At the same time, these are countries that have been largely ignored by other VCs. The only other “investment-grade” fund in the region, he says, is 3TS, which focuses on CEE.

Manger tells me that he and other colleagues (Cem Sertoglu, Evren Ucok, and Dan Lupu are the other three partners managing this fund) have been scoping out Turkey and the other countries for the good part of one-and-a-half years as they prepare to invest. Some of that has led to them discovering companies but not yet being in a position to invest in them — for example distributed computing startup Hazelcast, which Manger encouraged to relocated to the Valley, where it subsequently picked up funding. We should be seeing some Earlybird deals getting announced “very soon” out of this fund, he says.

So will Earlybird follow through on its namesake and become the canary in the coalmine, with other VCs to follow? The company already co-invests with others like Sequoia, which it partnered with in the latest round for Wunderlist, marking Sequoia’s first investment in Germany.

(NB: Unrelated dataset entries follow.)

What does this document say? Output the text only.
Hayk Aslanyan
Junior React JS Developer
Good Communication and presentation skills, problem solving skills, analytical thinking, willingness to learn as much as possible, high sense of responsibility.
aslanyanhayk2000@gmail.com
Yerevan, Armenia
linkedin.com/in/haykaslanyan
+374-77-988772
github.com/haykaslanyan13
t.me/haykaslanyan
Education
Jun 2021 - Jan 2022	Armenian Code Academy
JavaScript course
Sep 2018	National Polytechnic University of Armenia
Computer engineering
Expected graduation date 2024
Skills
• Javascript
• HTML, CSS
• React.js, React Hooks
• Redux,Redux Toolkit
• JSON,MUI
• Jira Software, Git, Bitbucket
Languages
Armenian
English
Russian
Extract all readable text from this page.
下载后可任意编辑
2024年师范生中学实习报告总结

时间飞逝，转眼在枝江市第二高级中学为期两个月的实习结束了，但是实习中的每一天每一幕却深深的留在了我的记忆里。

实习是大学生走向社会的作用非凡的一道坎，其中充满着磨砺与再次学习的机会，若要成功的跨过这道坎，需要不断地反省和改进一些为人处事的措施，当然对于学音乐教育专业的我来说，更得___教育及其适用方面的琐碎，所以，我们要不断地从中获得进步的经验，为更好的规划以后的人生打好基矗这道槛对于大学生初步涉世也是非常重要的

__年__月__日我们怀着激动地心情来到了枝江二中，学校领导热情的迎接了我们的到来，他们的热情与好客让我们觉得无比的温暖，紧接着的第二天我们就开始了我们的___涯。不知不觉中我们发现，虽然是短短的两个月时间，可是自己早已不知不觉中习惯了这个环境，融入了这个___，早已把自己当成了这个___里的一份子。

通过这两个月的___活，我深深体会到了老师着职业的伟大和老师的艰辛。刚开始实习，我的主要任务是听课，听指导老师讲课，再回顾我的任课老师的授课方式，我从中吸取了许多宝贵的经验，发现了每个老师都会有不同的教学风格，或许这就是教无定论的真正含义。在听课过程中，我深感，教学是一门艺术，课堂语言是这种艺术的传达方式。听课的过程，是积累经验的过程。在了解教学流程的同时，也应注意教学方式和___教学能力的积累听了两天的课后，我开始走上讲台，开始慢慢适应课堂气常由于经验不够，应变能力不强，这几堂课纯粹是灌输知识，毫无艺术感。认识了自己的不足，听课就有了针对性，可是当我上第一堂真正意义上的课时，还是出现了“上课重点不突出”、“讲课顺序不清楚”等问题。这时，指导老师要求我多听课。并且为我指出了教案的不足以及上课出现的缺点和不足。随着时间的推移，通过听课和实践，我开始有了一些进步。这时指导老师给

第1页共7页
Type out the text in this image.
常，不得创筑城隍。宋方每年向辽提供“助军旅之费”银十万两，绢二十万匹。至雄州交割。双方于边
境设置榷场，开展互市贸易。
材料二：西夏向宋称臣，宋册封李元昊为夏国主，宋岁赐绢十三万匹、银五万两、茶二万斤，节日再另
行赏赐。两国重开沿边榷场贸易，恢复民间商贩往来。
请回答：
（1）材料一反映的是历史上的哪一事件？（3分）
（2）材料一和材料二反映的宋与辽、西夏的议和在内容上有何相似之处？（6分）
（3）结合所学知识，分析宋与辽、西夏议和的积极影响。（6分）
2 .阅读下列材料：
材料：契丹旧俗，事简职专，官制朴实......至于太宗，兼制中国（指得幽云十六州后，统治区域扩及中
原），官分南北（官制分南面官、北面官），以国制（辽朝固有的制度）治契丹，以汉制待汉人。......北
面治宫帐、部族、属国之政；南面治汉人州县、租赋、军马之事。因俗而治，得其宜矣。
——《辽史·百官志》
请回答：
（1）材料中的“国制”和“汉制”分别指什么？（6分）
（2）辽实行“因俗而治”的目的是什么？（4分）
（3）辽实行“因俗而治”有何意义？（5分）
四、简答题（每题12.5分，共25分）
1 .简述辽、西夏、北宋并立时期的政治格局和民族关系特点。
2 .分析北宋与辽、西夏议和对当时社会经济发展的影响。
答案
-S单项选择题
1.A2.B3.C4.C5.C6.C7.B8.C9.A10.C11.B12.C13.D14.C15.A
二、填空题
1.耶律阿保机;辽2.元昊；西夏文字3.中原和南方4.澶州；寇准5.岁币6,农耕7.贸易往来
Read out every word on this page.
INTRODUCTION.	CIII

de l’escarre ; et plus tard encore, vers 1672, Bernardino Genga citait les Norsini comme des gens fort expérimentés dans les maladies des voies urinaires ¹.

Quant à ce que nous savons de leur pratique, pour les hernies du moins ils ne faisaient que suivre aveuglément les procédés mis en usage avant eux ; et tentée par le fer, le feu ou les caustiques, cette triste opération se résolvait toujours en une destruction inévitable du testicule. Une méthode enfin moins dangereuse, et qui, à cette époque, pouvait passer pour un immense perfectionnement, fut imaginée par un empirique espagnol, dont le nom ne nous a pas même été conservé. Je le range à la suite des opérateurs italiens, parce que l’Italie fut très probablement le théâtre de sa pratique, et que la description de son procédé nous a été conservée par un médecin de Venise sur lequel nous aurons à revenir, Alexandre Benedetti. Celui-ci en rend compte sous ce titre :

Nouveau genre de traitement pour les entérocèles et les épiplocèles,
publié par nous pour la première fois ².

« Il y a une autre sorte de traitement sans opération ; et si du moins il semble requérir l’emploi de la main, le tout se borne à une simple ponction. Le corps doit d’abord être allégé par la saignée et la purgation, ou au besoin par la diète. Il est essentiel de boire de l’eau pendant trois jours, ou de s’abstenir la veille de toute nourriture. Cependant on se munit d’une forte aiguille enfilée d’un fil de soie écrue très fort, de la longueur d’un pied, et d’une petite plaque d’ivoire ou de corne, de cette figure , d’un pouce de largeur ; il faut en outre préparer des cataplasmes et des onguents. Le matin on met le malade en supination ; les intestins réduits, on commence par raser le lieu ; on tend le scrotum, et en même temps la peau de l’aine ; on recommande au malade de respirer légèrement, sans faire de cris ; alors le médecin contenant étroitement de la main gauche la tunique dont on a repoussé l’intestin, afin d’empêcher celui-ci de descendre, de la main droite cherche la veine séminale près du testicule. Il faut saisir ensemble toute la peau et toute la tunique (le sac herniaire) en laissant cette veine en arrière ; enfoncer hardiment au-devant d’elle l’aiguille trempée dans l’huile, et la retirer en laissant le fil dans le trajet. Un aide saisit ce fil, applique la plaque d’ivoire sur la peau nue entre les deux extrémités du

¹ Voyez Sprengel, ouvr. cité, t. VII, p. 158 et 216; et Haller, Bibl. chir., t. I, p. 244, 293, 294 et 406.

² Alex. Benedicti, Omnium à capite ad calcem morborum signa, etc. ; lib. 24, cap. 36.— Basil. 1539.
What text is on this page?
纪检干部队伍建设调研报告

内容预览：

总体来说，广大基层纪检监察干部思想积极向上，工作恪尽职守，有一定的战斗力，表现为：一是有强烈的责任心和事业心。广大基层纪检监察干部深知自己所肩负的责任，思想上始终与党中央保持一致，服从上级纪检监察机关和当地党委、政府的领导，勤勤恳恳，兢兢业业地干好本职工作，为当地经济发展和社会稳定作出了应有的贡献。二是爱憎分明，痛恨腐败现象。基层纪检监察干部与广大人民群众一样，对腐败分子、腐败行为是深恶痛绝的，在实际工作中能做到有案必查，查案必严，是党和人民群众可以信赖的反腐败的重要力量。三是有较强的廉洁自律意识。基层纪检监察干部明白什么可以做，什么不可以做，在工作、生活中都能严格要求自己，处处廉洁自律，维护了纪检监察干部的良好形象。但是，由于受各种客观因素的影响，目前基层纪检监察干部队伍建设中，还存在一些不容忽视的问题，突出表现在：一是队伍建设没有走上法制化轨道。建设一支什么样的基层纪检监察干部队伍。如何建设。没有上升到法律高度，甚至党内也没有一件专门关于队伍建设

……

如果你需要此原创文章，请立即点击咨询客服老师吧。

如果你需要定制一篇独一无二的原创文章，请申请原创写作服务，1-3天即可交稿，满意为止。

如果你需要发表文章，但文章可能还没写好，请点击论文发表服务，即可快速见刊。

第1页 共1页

“There is a signalling effect that we see,” says Manger in response to the question.

Wunderlist, in fact, is a fitting example in another way: it may have been developed in Berlin but it very much has ambitions to grow more in the U.S. as part of a wider global vision.

“I think that will be the case for the portfolio companies in this latest fund as well,” Manger says. “We’re not investing in local companies but tech startups. Most of these will have products and services relevant for a local and a global audience. It just may be that the best founders happen to come from Bucharest or Sofia.”

Indeed, that turned out to be something of a surprise to Manger at first. “I had some preconceived notions that the opportunity that Turkey was one of e-commerce. But when I looked more closely I saw more.”

All the same, they are keeping a level head about the opportunity. “We’re not going after the superunicorns. Many of the most successful venture companies are not household names. And those household names didn’t start out that way.”